Emmanuel estaba detrás, muy cerca. Su cuerpo malherido halló una pizca de velocidad en una reserva situada detrás de sus maltrechos riñones. Golpeó a Piet con fuerza en un lado de la cabeza y no notó ninguna reacción. Se dispuso a darle un segundo golpe y su mano sólo encontró aire. Dickie y Paul tiraron de él y le lanzaron a la silla. El oscuro miedo del sueño le consumió y fue en aumento.

—Bien —dijo Piet mientras el cuerpo de Davida se tensaba y le apretaba la cara interna de los muslos—, me gustan las mujeres con carácter, que peleen un poco.

—Tienes todo lo que quieres —dijo Emmanuel—. Ella no te sirve para nada.

—Quiero las fotos. Las fotos por la chica, ése es el trato.

—¿Y si Van Niekerk no quiere soltarlas? —preguntó Emmanuel. Era una posibilidad real—. ¿Qué pasa entonces?

—Bueno… —Piet le apretó la boca a Davida con el pulgar y la obligó a separar los labios—. Puedes mover tu puto culo y largarte de aquí o puedes quedarte y ver cómo me la trabajo. Tú eliges, Cooper.

—No —contestó Emmanuel. Forcejeó con la fuente inagotable de músculo bóer que le mantenía pegado a la silla pero no consiguió soltarse—. No lo hagas.

—No te imaginas lo bonito que puede ser mi trabajo —dijo Piet, que empezó a respirar entrecortadamente mientras el cuerpo que tenía debajo daba sacudidas y se restregaba contra él—. Voy a llegar a conocer a esta mujer de maneras que tú no puedes comprender. La voy a abrir por la mitad y voy a tocarle el alma.

—Por favor… —Davida arqueó la espalda, intentando apartarse del malvado hombre que tenía encima, inclinado a muy poca distancia de ella—. Emmanuel…, ayúdame…

—Espera —dijo Emmanuel. Necesitaba que Piet se parara a escucharle—. Espera. Hablaré con Van Niekerk e intentaré llegar a un acuerdo.

—La chica por las fotos. Ése es el único acuerdo que me interesa. No voy a permitir que tu inspector se quede con pruebas que podrían estropearme el caso más adelante.

—De acuerdo —dijo Emmanuel—. Deja que se levante de la cama y siéntala en la silla. Yo voy a hacer la llamada.

—Piet cambió de postura y se paró a pensar en la petición de Emmanuel. Se resistía a abandonar ese íntimo y doloroso tango que bailan juntos el prisionero y el interrogador en la oscuridad de las celdas de detención. Se levantó y dejó que la chica saliera de debajo contorsionándose. Si no conseguía las fotos, le quedaba ese otro incentivo. La tarea de destrozar a aquella mujer hasta llevarla a donde quisiera.

Emmanuel sentó a Davida en la silla y la dejó sentir el tacto de sus manos, suave y delicado. Era doloroso mirarla a los ojos y ver el puro terror que parpadeaba en los oscuros círculos de sus pupilas.

—No me dejes —susurró—. No te vayas, por favor.

—Tengo que hacerlo —contestó Emmanuel—. Vuelvo dentro de unos minutos. Te lo prometo.

—¿Lo prometes?

—Sí.

No sabía si volvería con las llaves de su libertad o con las manos completamente vacías. Tenía que arriesgarse.

—Ve con él —le dijo Piet a Dickie—. Asegúrate de que no causa problemas.

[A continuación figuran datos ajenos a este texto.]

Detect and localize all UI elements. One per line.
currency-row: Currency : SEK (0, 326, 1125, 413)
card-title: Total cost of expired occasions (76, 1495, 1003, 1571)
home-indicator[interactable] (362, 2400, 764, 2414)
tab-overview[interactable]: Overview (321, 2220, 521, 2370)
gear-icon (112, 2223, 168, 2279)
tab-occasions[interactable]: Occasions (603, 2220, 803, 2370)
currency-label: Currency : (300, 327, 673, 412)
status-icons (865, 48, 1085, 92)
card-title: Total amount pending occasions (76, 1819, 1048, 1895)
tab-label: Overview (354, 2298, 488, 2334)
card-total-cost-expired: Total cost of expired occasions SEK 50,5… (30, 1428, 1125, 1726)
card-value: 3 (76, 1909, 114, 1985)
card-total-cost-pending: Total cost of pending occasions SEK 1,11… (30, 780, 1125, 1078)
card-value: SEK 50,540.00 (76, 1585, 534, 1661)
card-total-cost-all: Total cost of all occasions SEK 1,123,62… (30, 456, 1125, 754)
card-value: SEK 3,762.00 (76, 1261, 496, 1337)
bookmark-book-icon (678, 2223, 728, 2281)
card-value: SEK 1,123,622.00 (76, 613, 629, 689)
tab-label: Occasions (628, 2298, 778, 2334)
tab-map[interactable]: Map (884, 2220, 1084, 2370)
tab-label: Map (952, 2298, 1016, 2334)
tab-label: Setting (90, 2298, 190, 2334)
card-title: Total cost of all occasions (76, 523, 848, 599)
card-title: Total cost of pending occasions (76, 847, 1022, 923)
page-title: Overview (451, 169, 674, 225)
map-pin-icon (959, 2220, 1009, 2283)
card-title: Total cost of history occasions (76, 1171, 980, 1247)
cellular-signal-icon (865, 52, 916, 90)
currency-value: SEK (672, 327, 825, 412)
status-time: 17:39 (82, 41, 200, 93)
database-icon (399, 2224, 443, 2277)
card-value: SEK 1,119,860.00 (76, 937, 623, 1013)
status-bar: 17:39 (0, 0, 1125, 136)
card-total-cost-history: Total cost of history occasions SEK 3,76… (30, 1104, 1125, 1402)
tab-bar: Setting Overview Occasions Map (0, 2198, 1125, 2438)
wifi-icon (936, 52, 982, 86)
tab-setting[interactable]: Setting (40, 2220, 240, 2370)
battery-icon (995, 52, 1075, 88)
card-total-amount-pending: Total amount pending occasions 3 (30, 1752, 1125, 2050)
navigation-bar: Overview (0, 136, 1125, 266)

—Voy yo solo —dijo Emmanuel—. Van Niekerk no hablará si hay alguien más escuchando. ¿O es eso lo que quieres, subinspector, que Van Niekerk diga que no para que puedas seguir trabajándote a la chica?

—Largo de aquí —dijo Piet mientras buscaba su tabaco—. Tienes diez minutos.

—Quince —dijo Emmanuel, que salió de la habitación arrastrando los pies y pasó por delante del vigilante del pasillo.